Config

Successful enforcement checklist

This page is the self-serve runbook. If every item here is green, enforcement will be reliable.

What Voidburn changes in your cluster

  • Creates an IRSA role + policy bound to the Sentinel service account.
  • Deploys the Sentinel agent in the namespace you choose.
  • Optionally creates a protected control nodegroup (recommended for GPU-only fleets).
  • Targets only nodes labeled voidburn.com/target=true.

Success requirements

  • Nodes Ready: all target nodes show Ready in the cluster.
  • Core add-ons: vpc-cni, coredns, kube-proxy are running.
  • OIDC enabled: IRSA works for the Sentinel service account.
  • Agent heartbeat: cluster shows Online in Active Sectors.
  • Allow-list: only nodes labeled voidburn.com/target=true are enforceable.
  • Agent host: a CPU node is protected (or a control nodegroup is created).
  • Protected label: agent runs on a node labeled voidburn.com/protected=true.
  • ASG min/desired: termination must not violate ASG minimum (min < desired).
  • IAM permissions: pricing:GetProducts, ec2:CreateSnapshots, ec2:CreateTags, autoscaling:TerminateInstanceInAutoScalingGroup.
  • Checkpoint marker (paid tiers): strict mode blocks until marker is confirmed.
  • Snapshots: EBS snapshot creation must succeed (no SCP/boundary deny).

Preflight commands

# Agent can read cluster identity
kubectl auth can-i get namespaces --as=system:serviceaccount:<namespace>:sentinel-sentinel

# IRSA role annotation
kubectl -n <namespace> get sa sentinel-sentinel -o jsonpath={.metadata.annotations.eks.amazonaws.com/role-arn}{
}

# Cluster OIDC issuer
aws eks describe-cluster --name <cluster> --region <region> --query cluster.identity.oidc.issuer --output text

Allow-list targeting

Only labeled nodes are enforceable. Everything else is safe by default.

# Target a nodegroup
kubectl label nodes -l eks.amazonaws.com/nodegroup=<nodegroup> voidburn.com/target=true --overwrite

# Protect a node (agent host)
kubectl label node <node> voidburn.com/protected=true --overwrite

Checkpoint (resumable)

Strict mode blocks termination until a fresh checkpoint marker is observed (timestamp within the checkpoint window). Your workload must checkpoint to disk (PVC/EFS/EBS) and publish the marker only after the checkpoint write succeeds.
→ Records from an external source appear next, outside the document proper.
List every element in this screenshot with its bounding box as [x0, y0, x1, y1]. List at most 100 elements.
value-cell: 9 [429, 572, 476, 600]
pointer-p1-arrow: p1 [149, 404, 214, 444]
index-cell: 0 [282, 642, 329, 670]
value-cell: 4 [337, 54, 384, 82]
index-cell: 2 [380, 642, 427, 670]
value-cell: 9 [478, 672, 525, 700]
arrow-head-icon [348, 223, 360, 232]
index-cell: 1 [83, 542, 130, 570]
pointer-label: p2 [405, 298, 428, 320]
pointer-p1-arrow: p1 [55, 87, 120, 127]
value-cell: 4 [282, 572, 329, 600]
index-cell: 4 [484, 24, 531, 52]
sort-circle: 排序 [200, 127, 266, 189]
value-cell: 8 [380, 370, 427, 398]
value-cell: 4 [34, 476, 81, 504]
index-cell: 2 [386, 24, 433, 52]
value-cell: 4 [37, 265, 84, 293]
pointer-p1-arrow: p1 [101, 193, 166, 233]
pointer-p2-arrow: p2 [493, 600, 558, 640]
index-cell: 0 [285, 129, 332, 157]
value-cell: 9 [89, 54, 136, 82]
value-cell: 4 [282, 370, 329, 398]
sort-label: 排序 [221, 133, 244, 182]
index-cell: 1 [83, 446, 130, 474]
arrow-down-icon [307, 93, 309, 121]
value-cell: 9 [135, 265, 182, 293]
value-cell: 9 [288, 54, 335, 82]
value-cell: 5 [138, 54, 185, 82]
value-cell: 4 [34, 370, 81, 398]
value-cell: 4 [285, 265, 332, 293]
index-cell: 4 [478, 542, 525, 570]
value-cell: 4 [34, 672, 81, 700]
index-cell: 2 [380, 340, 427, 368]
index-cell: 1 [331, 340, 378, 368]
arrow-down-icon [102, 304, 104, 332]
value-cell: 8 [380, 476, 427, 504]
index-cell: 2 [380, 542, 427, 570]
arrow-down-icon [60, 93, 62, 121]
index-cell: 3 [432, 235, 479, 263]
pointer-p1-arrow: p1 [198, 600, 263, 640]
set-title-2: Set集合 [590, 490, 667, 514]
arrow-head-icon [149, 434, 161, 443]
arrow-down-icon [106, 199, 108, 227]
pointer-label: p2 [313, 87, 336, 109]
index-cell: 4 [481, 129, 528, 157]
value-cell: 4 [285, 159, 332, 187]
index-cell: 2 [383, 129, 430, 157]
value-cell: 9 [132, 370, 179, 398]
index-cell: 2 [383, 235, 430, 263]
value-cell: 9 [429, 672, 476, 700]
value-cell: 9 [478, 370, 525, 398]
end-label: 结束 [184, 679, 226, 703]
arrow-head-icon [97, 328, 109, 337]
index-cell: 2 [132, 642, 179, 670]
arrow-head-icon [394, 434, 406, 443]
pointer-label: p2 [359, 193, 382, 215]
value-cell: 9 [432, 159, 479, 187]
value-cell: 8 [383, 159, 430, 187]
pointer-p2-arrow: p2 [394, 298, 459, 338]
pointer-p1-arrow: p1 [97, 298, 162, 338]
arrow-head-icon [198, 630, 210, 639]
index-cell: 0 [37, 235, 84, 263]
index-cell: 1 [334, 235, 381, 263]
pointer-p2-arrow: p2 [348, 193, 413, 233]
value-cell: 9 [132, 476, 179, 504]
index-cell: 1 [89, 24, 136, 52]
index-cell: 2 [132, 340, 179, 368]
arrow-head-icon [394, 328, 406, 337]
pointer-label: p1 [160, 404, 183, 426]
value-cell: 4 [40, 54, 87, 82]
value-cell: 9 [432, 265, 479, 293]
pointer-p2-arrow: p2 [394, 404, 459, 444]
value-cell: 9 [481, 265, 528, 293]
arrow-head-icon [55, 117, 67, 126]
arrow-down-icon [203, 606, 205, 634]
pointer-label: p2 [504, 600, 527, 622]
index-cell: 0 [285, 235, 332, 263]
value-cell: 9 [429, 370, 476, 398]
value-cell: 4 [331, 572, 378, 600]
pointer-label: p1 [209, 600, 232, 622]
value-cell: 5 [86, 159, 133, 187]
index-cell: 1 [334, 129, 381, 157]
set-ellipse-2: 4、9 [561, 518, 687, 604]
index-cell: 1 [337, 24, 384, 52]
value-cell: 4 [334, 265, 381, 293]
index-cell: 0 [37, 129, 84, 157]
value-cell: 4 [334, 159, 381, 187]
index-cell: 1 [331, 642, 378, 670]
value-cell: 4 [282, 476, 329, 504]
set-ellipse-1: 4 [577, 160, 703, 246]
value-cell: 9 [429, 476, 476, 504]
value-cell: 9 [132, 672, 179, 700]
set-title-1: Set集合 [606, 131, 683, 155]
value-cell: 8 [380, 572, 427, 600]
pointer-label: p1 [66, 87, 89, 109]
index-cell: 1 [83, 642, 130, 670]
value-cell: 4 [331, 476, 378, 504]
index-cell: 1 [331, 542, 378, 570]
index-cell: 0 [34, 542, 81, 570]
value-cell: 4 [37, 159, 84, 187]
  1. Workload writes checkpoint to persistent storage (schedule + SIGTERM).
  2. After the write succeeds: update ConfigMap voidburn-checkpoint key last_checkpoint.
  3. Optional automation: Ops → Safety → Checkpoint confirmation → enable Checkpoint trigger and use the Voidburn receiver.
  4. Set Checkpoint command + secret, then Save. Sentinel auto-creates the in-cluster receiver.
# Marker (workload-owned)
ts="$(date -u +%Y-%m-%dT%H:%M:%SZ)"
kubectl -n <workload-namespace> create configmap voidburn-checkpoint \
  --from-literal=last_checkpoint="" \
  --dry-run=client -o yaml | kubectl apply -f -
kubectl -n <workload-namespace> patch configmap voidburn-checkpoint --type merge \
  -p "{\"data\":{\"last_checkpoint\":\"$ts\"}}"

# Receiver URL (auto-created by Sentinel when enabled)
http://voidburn-checkpoint.<agent-namespace>.svc.cluster.local:8080/voidburn

Details and RBAC: Checkpointing guide

Resume after termination

Voidburn stops compute. To resume, start your workload again. It will load from its PVC/EFS checkpoint if your app writes checkpoints to disk.

# Deployment
kubectl -n <namespace> rollout restart deploy/<name>

# StatefulSet
kubectl -n <namespace> rollout restart statefulset/<name>

# Job (re-run)
kubectl -n <namespace> delete job <name> --ignore-not-found
kubectl -n <namespace> apply -f <job.yaml>

If enforcement stalls

  • ASG min/desired blocked termination → lower min or allow decrement.
  • Node is protected or not allow-listed → remove labels and retry.
  • Snapshot failed → check IAM and SCP/boundary policies.
  • Agent evicted → add a protected control nodegroup.